Well first he says that these 15 helicopters will fuel conflict in SA. Well of course they will, we'd be buying a billion USD worth of peace signs and flowers if we didn't intend to some day use them. We're a sane state with our interests after all, this coming from a man in his position is insane. Also, the order so far is for 15 AH-1Z helicopters, India is getting many more AH-64, this balance in the region has been maintained by our own expenditure too, it will always be tilted heavily in their favor which is why even with US arms procurement for the F-16's we buy, they are offered more advanced options in the MMRCA. For the AH-1 we buy, they buy AH-64. For our P-3C, they get P-8I. So to say that these helicopters somehow allow us a magical capability to wage war better is false in itself, and completely ignorant of the strategy employed by the US to maintain a balance in the region, and completely ignorant of similar but bigger sales to India.

Now the AH-1Z I can see with a great deal of certainty, will be used against the Taliban. We have used out current cobras, in their old and outdated technology, and they are nowhere near as effective. Asking us to fight a war, aiding Afghanistan and NATO in their war while expecting us to fight with weapons that are ineffective is not only degrading, but it actually contributes to loss of life. These sales in particular are arms that one can say are not India-centric, or need not be. As opposed to other arms sales by the US in the region such as AMRAAMs and P-8I/P-3C.

He then goes on to cite our lack of contribution and compliance with the US' will upon receiving aid. I don't know which hole he was living since 2004, or what compelled him to lie through his teeth. Pakistan has contributed tens of thousands of soldiers, along with an entire strategic shift to move resources, people and focus to the western border. And we paid for it in lives, our 50,000 are way more precious than any peanuts occasionally flicked in our direction. The figures he cites are also incorrect. The initially requested aid is cut down before it meets initial approval, when it's then put through the system it's cut slightly more. Congressional approval further dents the total, and then even fewer amounts are actually freed up by congress.

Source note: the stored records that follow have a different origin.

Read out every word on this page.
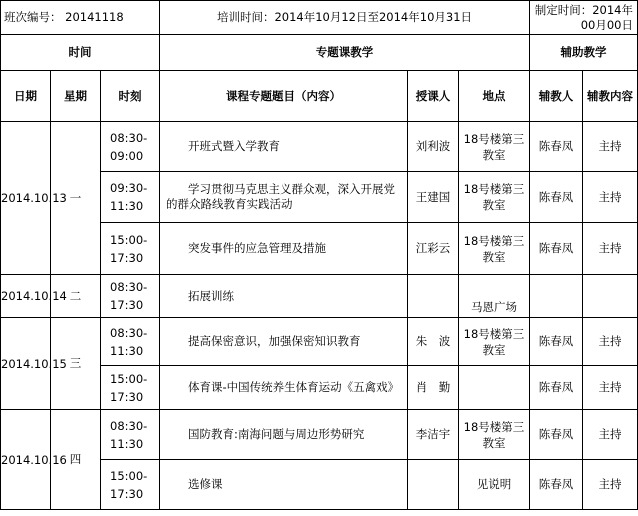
班次编号： 20141118			培训时间：2014年10月12日至2014年10月31日			制定时间：2014年00月00日	
时间			专题课教学			辅助教学	
日期	星期	时刻	课程专题题目（内容）	授课人	地点	辅教人	辅教内容
2014.10.13	一	08:30-09:00	开班式暨入学教育	刘利波	18号楼第三教室	陈春凤	主持
		09:30-11:30	学习贯彻马克思主义群众观，深入开展党的群众路线教育实践活动	王建国	18号楼第三教室	陈春凤	主持
		15:00-17:30	突发事件的应急管理及措施	江彩云	18号楼第三教室	陈春凤	主持
2014.10.14	二	08:30-17:30	拓展训练		马恩广场		
2014.10.15	三	08:30-11:30	提高保密意识，加强保密知识教育	朱　波	18号楼第三教室	陈春凤	主持
		15:00-17:30	体育课-中国传统养生体育运动《五禽戏》	肖　勤		陈春凤	主持
2014.10.16	四	08:30-11:30	国防教育:南海问题与周边形势研究	李洁宇	18号楼第三教室	陈春凤	主持
		15:00-17:30	选修课		见说明	陈春凤	主持
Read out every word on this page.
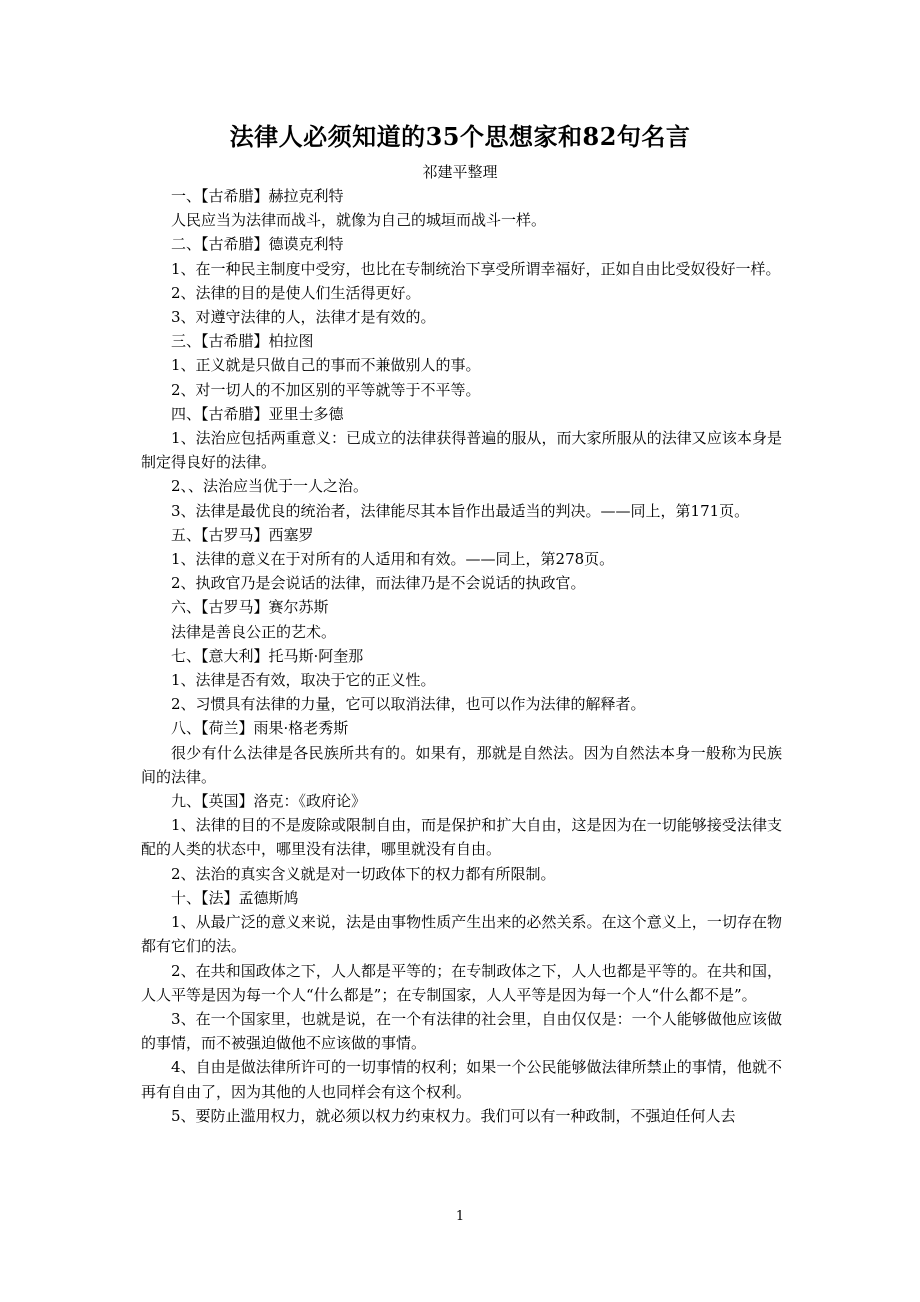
法律人必须知道的35个思想家和82句名言
祁建平整理

一、【古希腊】赫拉克利特

人民应当为法律而战斗，就像为自己的城垣而战斗一样。

二、【古希腊】德谟克利特

1、在一种民主制度中受穷，也比在专制统治下享受所谓幸福好，正如自由比受奴役好一样。

2、法律的目的是使人们生活得更好。

3、对遵守法律的人，法律才是有效的。

三、【古希腊】柏拉图

1、正义就是只做自己的事而不兼做别人的事。

2、对一切人的不加区别的平等就等于不平等。

四、【古希腊】亚里士多德

1、法治应包括两重意义：已成立的法律获得普遍的服从，而大家所服从的法律又应该本身是制定得良好的法律。

2、、法治应当优于一人之治。

3、法律是最优良的统治者，法律能尽其本旨作出最适当的判决。——同上，第171页。

五、【古罗马】西塞罗

1、法律的意义在于对所有的人适用和有效。——同上，第278页。

2、执政官乃是会说话的法律，而法律乃是不会说话的执政官。

六、【古罗马】赛尔苏斯

法律是善良公正的艺术。

七、【意大利】托马斯·阿奎那

1、法律是否有效，取决于它的正义性。

2、习惯具有法律的力量，它可以取消法律，也可以作为法律的解释者。

八、【荷兰】雨果·格老秀斯

很少有什么法律是各民族所共有的。如果有，那就是自然法。因为自然法本身一般称为民族间的法律。

九、【英国】洛克：《政府论》

1、法律的目的不是废除或限制自由，而是保护和扩大自由，这是因为在一切能够接受法律支配的人类的状态中，哪里没有法律，哪里就没有自由。

2、法治的真实含义就是对一切政体下的权力都有所限制。

十、【法】孟德斯鸠

1、从最广泛的意义来说，法是由事物性质产生出来的必然关系。在这个意义上，一切存在物都有它们的法。

2、在共和国政体之下，人人都是平等的；在专制政体之下，人人也都是平等的。在共和国，人人平等是因为每一个人“什么都是”；在专制国家，人人平等是因为每一个人“什么都不是”。

3、在一个国家里，也就是说，在一个有法律的社会里，自由仅仅是：一个人能够做他应该做的事情，而不被强迫做他不应该做的事情。

4、自由是做法律所许可的一切事情的权利；如果一个公民能够做法律所禁止的事情，他就不再有自由了，因为其他的人也同样会有这个权利。

5、要防止滥用权力，就必须以权力约束权力。我们可以有一种政制，不强迫任何人去

1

At one point, while we were waging war costing us tens of billions, US analysts were quoting some 18 billion USD figures and saying why isn't this enough? Little do they understand that the amount from that actually went to war was about 1/4. That was needed to sustain the war effort, ammo, fuel and so on. Not for extravagant purchases of high end tech to take on India.

I see he doesn't like being specific either, he made no distinction between aid, and the CSF. The latter which is our money, his comments are worthless.

After a bit of rhetoric, Osama, good taliban, bad taliban. Refusing to define what he meant by it, he goes back to the India and Pakistan point. What he doesn't let you know is that what Pakistan does about India is insane, but very normal for a nation state. What would the US do, if it had a hostile neighbour, many times the size in the population, land and economy, a nation which it has had 3 major wars, 2 smaller conflicts and on going insurgency tussles with?

This man is a joke, and at the risk of sounding like a conspiracy nut, he seems to have his head up someone's @***, most likely someone with deep pockets and who also works with lobbyists.